La mafia est un concept qui englobe toutes les organisations criminelles exerçant le contrôle politique du territoire et la socialisation totale de ses membres (voir mon article précédent). Je vais prendre comme exemple la ‘Ndrangheta, la mafia calabraise, car c’est celle qui, parmi les mafias italiennes, préoccupe le plus les autorités et la société civile suisse et dont on dispose de plus d’informations.

La ‘Ndrangheta est parfois définie comme la multinationale du crime la plus puissante du globe. Selon l’institut Demoskopika4, la ‘Ndrangheta SA a réalisé en 2013 53 milliards d’euros de chiffre d’affaires, ce qui représente 3,5% du PIB italien. La méthodologie ayant permis d’arriver à ce chiffre n’a pas été rendue publique et ainsi l’étude n’est pas vérifiable. L’importance du chiffre a cependant intéressé les médias du monde entier qui n’ont pas hésité à relayer la nouvelle. L’étude de Transcrime (Joint Research Centre on Transnational Crime)5  dirigée par le sociologue Ernesto Savona fournit quant à elle des estimations des recettes et des profits des mafias italiennes beaucoup plus modestes. Dans ce cas, il s’agit d’estimations fondées scientifiquement dont la méthodologie est transparente et vérifiable.6 Selon cette étude, les recettes cumulées par la ‘Ndrangheta sur le territoire italien s’élèveraient à un montant compris entre 2,6 et 4,3 milliards d’euros.7 Les recettes de toutes les organisations mafieuses italiennes totaliseraient un montant équivalent à 1,7% du PIB italien.8

Le fait de surestimer les recettes a un fort impact sur la perception de la ‘Ndrangheta dans notre société. L’idée principale qui est véhiculée laisserait imaginer que la mafia calabraise est un corps unitaire qui dispose d’une stratégie délibérée d’expansion comme n’importe quelle multinationale où les profits seraient partagés parmi les clans de Calabre, comme entre actionnaires. En réalité, l’organisation est formée d’individus, de familles, de clans distincts, etc. Chaque entité dégage un bénéfice pour son propre compte. Les inégalités économiques entre clans et même entre individus de la même cellule sont la règle ; à l’intérieur du même clan ou entre clans il peut y avoir des frictions et des jalousies qui dégénèrent parfois en meurtres et en guerre intestines (faide). La ’Ndrangheta, comme les autres mafias, se structure plutôt sur le modèle fédéraliste. Bien que les niveaux hiérarchiques supérieurs puissent intervenir afin de régler un différend, chaque clan est souverain et indépendant sur son propre territoire d’influence. En outre, un individu ou un petit groupe peut mener une affaire à l’insu du reste du clan.  Deux compartimentations coexistent, de surcroît, au sein d’une même cellule : la Sociétà maggiore (anciens) et la Società minore (jeunes) ; uniquement cette dernière doit rendre compte de ses activités économiques et criminelles à l’autre.

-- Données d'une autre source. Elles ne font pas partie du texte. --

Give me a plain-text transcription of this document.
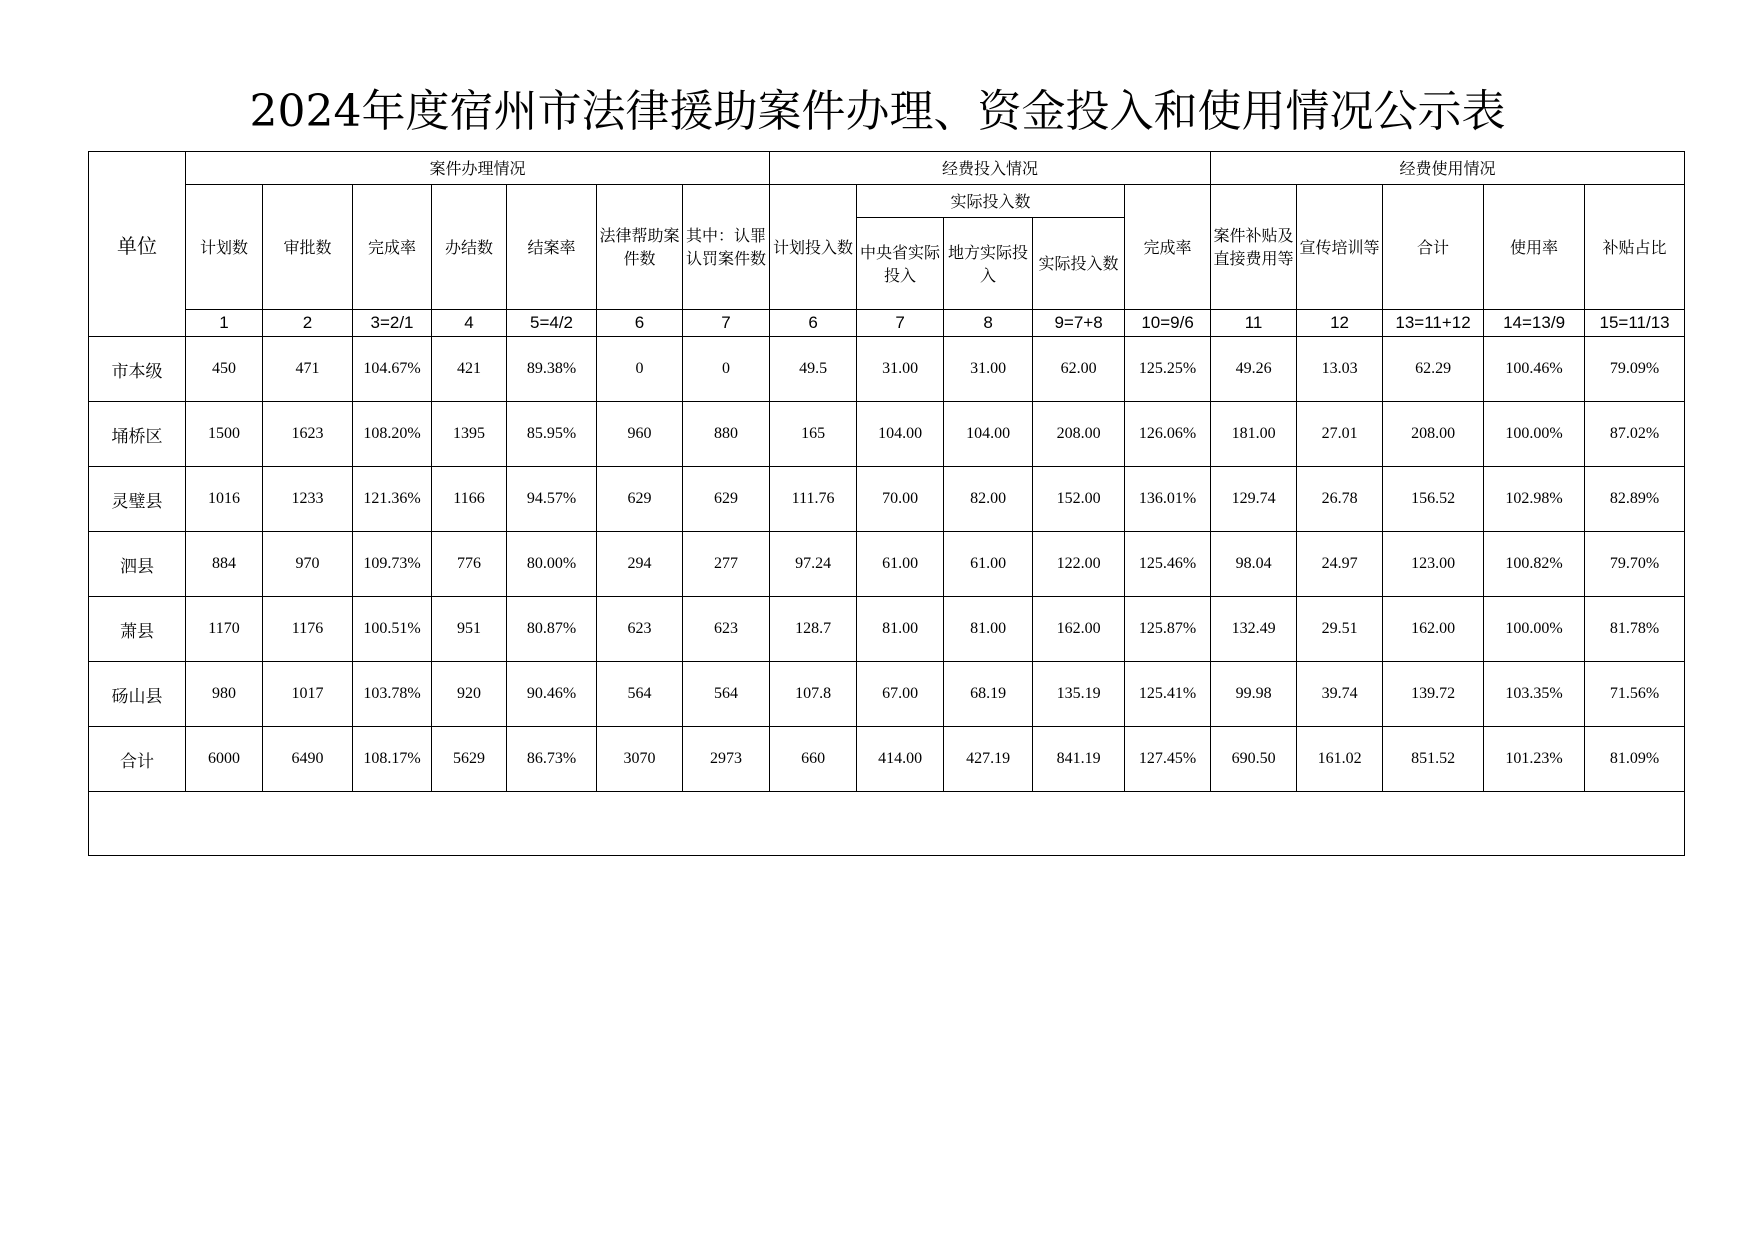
2024年度宿州市法律援助案件办理、资金投入和使用情况公示表
单位	案件办理情况							经费投入情况					经费使用情况				
	计划数	审批数	完成率	办结数	结案率	法律帮助案件数	其中：认罪认罚案件数	计划投入数	实际投入数			完成率	案件补贴及直接费用等	宣传培训等	合计	使用率	补贴占比
									中央省实际投入	地方实际投入	实际投入数						
	1	2	3=2/1	4	5=4/2	6	7	6	7	8	9=7+8	10=9/6	11	12	13=11+12	14=13/9	15=11/13
市本级	450	471	104.67%	421	89.38%	0	0	49.5	31.00	31.00	62.00	125.25%	49.26	13.03	62.29	100.46%	79.09%
埇桥区	1500	1623	108.20%	1395	85.95%	960	880	165	104.00	104.00	208.00	126.06%	181.00	27.01	208.00	100.00%	87.02%
灵璧县	1016	1233	121.36%	1166	94.57%	629	629	111.76	70.00	82.00	152.00	136.01%	129.74	26.78	156.52	102.98%	82.89%
泗县	884	970	109.73%	776	80.00%	294	277	97.24	61.00	61.00	122.00	125.46%	98.04	24.97	123.00	100.82%	79.70%
萧县	1170	1176	100.51%	951	80.87%	623	623	128.7	81.00	81.00	162.00	125.87%	132.49	29.51	162.00	100.00%	81.78%
砀山县	980	1017	103.78%	920	90.46%	564	564	107.8	67.00	68.19	135.19	125.41%	99.98	39.74	139.72	103.35%	71.56%
合计	6000	6490	108.17%	5629	86.73%	3070	2973	660	414.00	427.19	841.19	127.45%	690.50	161.02	851.52	101.23%	81.09%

De plus – élément très important – les coûts que toutes les activités économiques illégales engendrent ne sont pas toujours comptabilisés9 ; en particulier, les coûts de production de la marchandise illégale, les « salaires » des personnes impliquées et les coûts liés au blanchiment d’argent. L’action répressive des autorités de poursuite pénale limite sensiblement la capacité d’un clan à se constituer un patrimoine. Les coûts sont très diversifiés : corruption, dépenses judiciaires, prévention de l’arrestation (cachette, système d’alarmes et de surveillance vidéo), saisie des biens mobiliers et immobiliers, soutien financier aux familles des mafieux arrêtés, etc. Par conséquent, toujours selon l’étude de Transcrime, les profits de la ‘Ndrangheta seraient compris entre un minimum de 274 et un maximum de 475 millions d’euros.10 Il est intéressant de constater que la Camorra, mafia originaire de la région Campania, précéderait la mafia calabraise dans ce classement spécifique. Cela remet fortement en question les idées reçues sur le phénomène mafieux italien.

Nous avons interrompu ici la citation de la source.